Peninsula Council discusses wastewater issues
Peninsula Village Council had a lively discussion on the inevitability of installing sewers in the small community during the Dec. 9th meeting.
While the Council members in attendance voted unanimously on all its actions that evening, the topic of wastewater drew sharp remarks from Councilman Dan Schneider, who questioned the mayor’s authority to set up meetings to discuss the topic with legislators without getting the OK from Council first.
Mayor Doug Mayer told Council he had a meeting planned Dec. 11 with Sen. Sherrod Brown (D-Ohio) to discuss the village’s wastewater problems, and he is working on scheduling a meeting with Sen. Rob Portman (R-Ohio) on the subject. Details of the Dec. 11 meeting with Brown were not known at presstime.
Mayer added the Ohio Rural Community Assistance Program (RCAP), a consulting service to help rural communities address drinking water and wastewater treatment needs, will provide free training, which anyone can attend, tomorrow, Dec. 13, at 11 a.m. in Council chambers at Peninsula Village Hall.
Following his announcement of these meetings, Schneider accused the mayor of opening up a can of worms.
“[Council] should have been contacted before you ever met with anybody to get approval to do it,” he said. “You don’t have approval to go meet with these people without us.”
Mayer said he is just gathering facts currently on how to handle wastewater problems overall in the village.
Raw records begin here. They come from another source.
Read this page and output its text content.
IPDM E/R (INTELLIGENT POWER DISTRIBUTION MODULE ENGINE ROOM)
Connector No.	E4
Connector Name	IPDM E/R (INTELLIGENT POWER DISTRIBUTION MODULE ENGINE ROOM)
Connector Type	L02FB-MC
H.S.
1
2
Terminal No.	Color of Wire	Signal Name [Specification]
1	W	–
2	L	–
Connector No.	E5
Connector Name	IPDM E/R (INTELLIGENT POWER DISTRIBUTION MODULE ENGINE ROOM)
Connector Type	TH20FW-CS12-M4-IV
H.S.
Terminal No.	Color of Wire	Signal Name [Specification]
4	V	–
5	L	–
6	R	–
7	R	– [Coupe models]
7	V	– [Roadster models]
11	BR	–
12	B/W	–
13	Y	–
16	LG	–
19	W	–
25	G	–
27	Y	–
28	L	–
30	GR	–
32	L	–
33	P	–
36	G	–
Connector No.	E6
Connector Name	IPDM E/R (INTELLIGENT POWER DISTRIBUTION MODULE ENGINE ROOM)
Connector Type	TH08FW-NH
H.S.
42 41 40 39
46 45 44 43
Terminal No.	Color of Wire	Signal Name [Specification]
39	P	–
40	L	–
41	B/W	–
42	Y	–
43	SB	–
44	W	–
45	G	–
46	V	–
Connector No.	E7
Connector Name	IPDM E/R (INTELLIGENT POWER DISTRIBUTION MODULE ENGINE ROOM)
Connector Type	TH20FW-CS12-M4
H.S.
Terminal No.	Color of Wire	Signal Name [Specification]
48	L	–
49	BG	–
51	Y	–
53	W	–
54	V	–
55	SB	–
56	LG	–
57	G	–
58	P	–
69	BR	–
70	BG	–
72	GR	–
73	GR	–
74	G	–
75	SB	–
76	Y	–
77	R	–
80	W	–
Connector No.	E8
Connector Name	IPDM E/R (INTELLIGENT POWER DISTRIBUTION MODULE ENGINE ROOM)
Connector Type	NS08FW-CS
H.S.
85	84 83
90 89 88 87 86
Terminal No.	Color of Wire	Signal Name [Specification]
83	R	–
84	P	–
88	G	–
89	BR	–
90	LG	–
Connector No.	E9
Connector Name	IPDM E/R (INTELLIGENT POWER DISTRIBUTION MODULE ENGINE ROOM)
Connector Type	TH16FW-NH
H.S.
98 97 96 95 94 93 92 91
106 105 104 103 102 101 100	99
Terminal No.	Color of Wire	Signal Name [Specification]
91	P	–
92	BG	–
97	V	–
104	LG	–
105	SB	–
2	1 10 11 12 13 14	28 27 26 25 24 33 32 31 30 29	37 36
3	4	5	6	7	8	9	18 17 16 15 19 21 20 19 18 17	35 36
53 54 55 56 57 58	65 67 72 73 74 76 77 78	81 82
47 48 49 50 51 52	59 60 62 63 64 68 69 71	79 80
Eventually, the village will need to comply with the Clean Water Act, which seeks to halt illicit discharge into state streams, he said.
“All I’m trying to figure out is who is going to be our aid and who isn’t going be our aid,” said Mayer.
No agreements are being made at this point, he added. Wastewater issues in the village are nothing new, Mayer added.
“The EPA [Ohio Environmental Protection Agency] has been sending letters to us all along and, yes, we have completely ignored them,” he said.
“I don’t think it’s going to do anybody any good to stick their head back in the sand,” said out-going Council member Charlie Moyer. “We should be looking at ways of positively addressing this.”
“We aren’t under any orders to do anything from anybody” as a municipality, explained outgoing Council member Mary Booth. “Certain private properties are under orders to do something. That’s all that’s going on right now.”
Booth added that during her time on Council, she was on a committee that looked at installing sewers in the village, which was fairly unpopular among residents.
According to village officials, Woodridge Intermediate School was cited recently by the Ohio EPA for issues with its septic system. The school’s system has not been upgraded since 1963, according to village officials. The Winking Lizard also had a “heavy” letter sent to them from the EPA recently, said Mayer.
Two other notices of violation from the EPA have gone to currently unoccupied business properties in the village recently as well, Mayer said.
If the EPA were to mandate that sewers be installed in the community to resolve issues of illicit discharge, which it has not done, the village would likely need more than $20 million to complete the project, said Mayer.
“All I’m trying to do right now is put everything in order to, when it comes time, we can do it correctly,” said Mayer. “I’ve never had to put a sewer system in a community before, and there’s a lot to it.”
In a follow-up discussion, Mayer said, “The solution in my mind is Peninsula has to protect its businesses and residents, downtown and multiuse district, and to do that, we have to put in a system for them.”
However, he hopes the village will find a “big brother” to help it get sewage transported elsewhere.
“It’s a very expensive thing [the EPA] is asking everybody to do,” he said.
Near the end of the meeting, Booth brought the discussion back to the issue, suggesting Council respond to the EPA on behalf of businesses in the village receiving letters from the agency. She agreed to draft a letter stating the village is investigating its options in dealing with wastewater discharge.
Also at the meeting, Council approved a number of items, including:
- an ordinance changing the income tax rate from 1 percent to 2 percent, as voters approved the increase at the polls Nov. 5;
- to advertise for the position of village solicitor, as the current contract expires Jan. 31;
- an amendment to a codified ordinance specifying posting places for public notices, replacing Woodridge Intermediate School with the Valley Fire District Station;
- to pay a police officer for 120 hours of unused vacation time;
- to seek bids for a police vehicle lease for next year;
- a temporary budget for 2014;
- to pay Christmas bonuses to village employees who have worked more than 400 hours;
- an ordinance establishing a capital improvement fund and allocating one-quarter of the 2 percent income tax; and
- an amendment to Section 139 of the village’s codified ordinances to clean up items related to auxiliary police officers.
At the meeting’s close, the mayor thanked out-going Council members Doug Anderson, Booth and Moyer for their service to the village.
Council’s next meeting is set for Jan. 13 at 7 p.m. in the second-floor Council room of Peninsula Village Hall, located at the corner of state Route 303 and Akron-Peninsula Road.